McGregor Thomas B, Pike John G, Leonard Michael P
Department of Urology, Queen's University, Kingston, Ontario, Canada.
Can J Urol. 2005 Apr;12(2):2598-602.
Phimosis is defined as the inability to retract the foreskin. Differentiating between physiological phimosis and pathological phimosis is important, as the former is managed conservatively and the latter requires surgical intervention. Referrals of patients with physiological phimosis to urology clinics may create anxiety regarding the need for surgery amongst patients and parents, while unnecessarily expanding the waiting list for specialty assessment.
To determine the ability of referring physicians to differentiate physiological from pathological phimosis, and to see whether there is any difference in this ability between generalists versus specialists.
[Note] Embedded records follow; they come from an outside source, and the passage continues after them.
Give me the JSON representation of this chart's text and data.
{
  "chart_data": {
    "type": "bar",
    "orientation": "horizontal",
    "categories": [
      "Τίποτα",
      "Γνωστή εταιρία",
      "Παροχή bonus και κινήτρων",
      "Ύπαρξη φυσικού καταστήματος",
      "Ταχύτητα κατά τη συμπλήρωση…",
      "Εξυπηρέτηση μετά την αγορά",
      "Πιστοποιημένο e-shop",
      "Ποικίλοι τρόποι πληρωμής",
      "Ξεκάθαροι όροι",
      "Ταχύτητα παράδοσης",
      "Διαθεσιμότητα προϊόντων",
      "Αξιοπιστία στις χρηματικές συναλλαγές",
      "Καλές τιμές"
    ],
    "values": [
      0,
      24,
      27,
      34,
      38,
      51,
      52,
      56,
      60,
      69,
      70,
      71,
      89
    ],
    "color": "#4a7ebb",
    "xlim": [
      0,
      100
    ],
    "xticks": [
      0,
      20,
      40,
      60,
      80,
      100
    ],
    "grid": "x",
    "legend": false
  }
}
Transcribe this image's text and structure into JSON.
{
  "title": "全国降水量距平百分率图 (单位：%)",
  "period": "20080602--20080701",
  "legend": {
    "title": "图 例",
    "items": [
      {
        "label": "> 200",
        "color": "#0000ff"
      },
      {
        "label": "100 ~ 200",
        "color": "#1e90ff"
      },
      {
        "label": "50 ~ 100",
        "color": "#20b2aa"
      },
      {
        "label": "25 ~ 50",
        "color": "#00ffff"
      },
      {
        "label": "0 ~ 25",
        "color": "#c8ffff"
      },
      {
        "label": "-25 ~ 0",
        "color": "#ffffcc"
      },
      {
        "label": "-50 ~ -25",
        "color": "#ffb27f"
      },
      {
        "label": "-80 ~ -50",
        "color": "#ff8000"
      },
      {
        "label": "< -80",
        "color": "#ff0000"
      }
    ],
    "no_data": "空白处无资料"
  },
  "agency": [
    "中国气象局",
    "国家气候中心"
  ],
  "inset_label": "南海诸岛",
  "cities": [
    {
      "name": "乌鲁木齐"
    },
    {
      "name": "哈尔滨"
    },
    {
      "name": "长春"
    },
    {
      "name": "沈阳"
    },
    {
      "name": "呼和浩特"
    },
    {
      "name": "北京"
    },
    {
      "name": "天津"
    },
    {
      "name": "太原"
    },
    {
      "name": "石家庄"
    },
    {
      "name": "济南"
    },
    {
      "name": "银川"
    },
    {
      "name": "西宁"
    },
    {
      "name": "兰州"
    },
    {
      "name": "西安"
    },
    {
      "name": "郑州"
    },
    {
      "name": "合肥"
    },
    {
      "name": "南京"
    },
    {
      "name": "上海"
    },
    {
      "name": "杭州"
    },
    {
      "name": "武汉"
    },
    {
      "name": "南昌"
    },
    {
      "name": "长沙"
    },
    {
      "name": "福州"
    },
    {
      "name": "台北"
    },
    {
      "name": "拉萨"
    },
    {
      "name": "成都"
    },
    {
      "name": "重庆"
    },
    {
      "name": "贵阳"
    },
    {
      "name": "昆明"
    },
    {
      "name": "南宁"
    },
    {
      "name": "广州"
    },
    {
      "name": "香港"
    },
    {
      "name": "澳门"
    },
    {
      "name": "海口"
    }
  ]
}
A retrospective chart review of 284 consecutive referrals for phimosis to the Children's Hospital of Eastern Ontario (CHEO) Urology Clinic during November 2000 - April 2003 was conducted. Referral sources included family physicians (FP), pediatricians (PD), emergency physicians (ER), and other subspecialists (SS). Data for this study were obtained from the original referral letters and cross-referenced with the impressions of the pediatric urologist following the initial patient encounter. The accuracy in diagnosing phimosis was evaluated among the various types of referring physicians.
A total of 284 phimosis referrals were reviewed of patients ranging from 2 months to 16 years of age (mean = 6.6 years). The referral sources consisted of 222-GP, 33-PD, 23-ER, and 6-SS. The majority of referred cases were diagnosed by the attending pediatric urologist as physiological phimosis across all referral sources, with the exception of subspecialists (FP = 75.2%, PD = 81.8%, ER = 56.5%, SS = 33.3%). Second to this was the diagnosis of pathological phimosis across all referral sources except SS (FP = 14.9%, PD = 12%, ER = 34.8%, SS = 50%). Overall, the circumcision rate for the 284 phimosis referrals reviewed was 14.4%.
Our findings reveal that many physicians continue to face difficulties in distinguishing physiological phimosis from the pathological. As a result, many unnecessary referrals are made for phimosis . We suggest the implementation of improved educational measures regarding preputial pathophysiology in the medical curriculum. Such measures would serve two purposes: first, to reduce the number of unnecessary specialty referrals and secondly, to aid primary care physicians in recognizing the presence of physiological phimosis so that patients and families may be reassured of normalcy.
包茎被定义为包皮无法上翻。区分生理性包茎和病理性包茎很重要,因为前者采用保守治疗,而后者需要手术干预。将生理性包茎患者转诊至泌尿外科门诊可能会让患者及其家长对手术必要性产生焦虑,同时不必要地延长专科评估的等待名单。
确定转诊医生区分生理性包茎和病理性包茎的能力,并观察全科医生与专科医生在这方面的能力是否存在差异。
对2000年11月至2003年4月期间连续转诊至安大略东部儿童医院(CHEO)泌尿外科门诊的284例包茎患者进行回顾性病历审查。转诊来源包括家庭医生(FP)、儿科医生(PD)、急诊科医生(ER)和其他专科医生(SS)。本研究的数据来自原始转诊信,并与小儿泌尿外科医生初次接诊后的诊断意见进行交叉核对。评估了各类转诊医生诊断包茎的准确性。
共审查了284例包茎转诊患者,年龄从2个月至16岁不等(平均6.6岁)。转诊来源包括222名家庭医生、33名儿科医生、23名急诊科医生和6名专科医生。除专科医生外,所有转诊来源中大多数转诊病例被主治小儿泌尿外科医生诊断为生理性包茎(家庭医生=75.2%,儿科医生=81.8%,急诊科医生=56.5%,专科医生=33.3%)。其次是除专科医生外所有转诊来源中病理性包茎的诊断(家庭医生=14.9%,儿科医生=12%,急诊科医生=34.8%,专科医生=50%)。总体而言,所审查的284例包茎转诊患者的包皮环切率为14.4%。
我们的研究结果表明,许多医生在区分生理性包茎和病理性包茎方面仍然面临困难。因此,许多包茎转诊是不必要的。我们建议在医学课程中实施关于包皮病理生理学的改进教育措施。这些措施将起到两个作用:第一,减少不必要的专科转诊数量;第二,帮助初级保健医生识别生理性包茎的存在,从而让患者及其家属放心一切正常。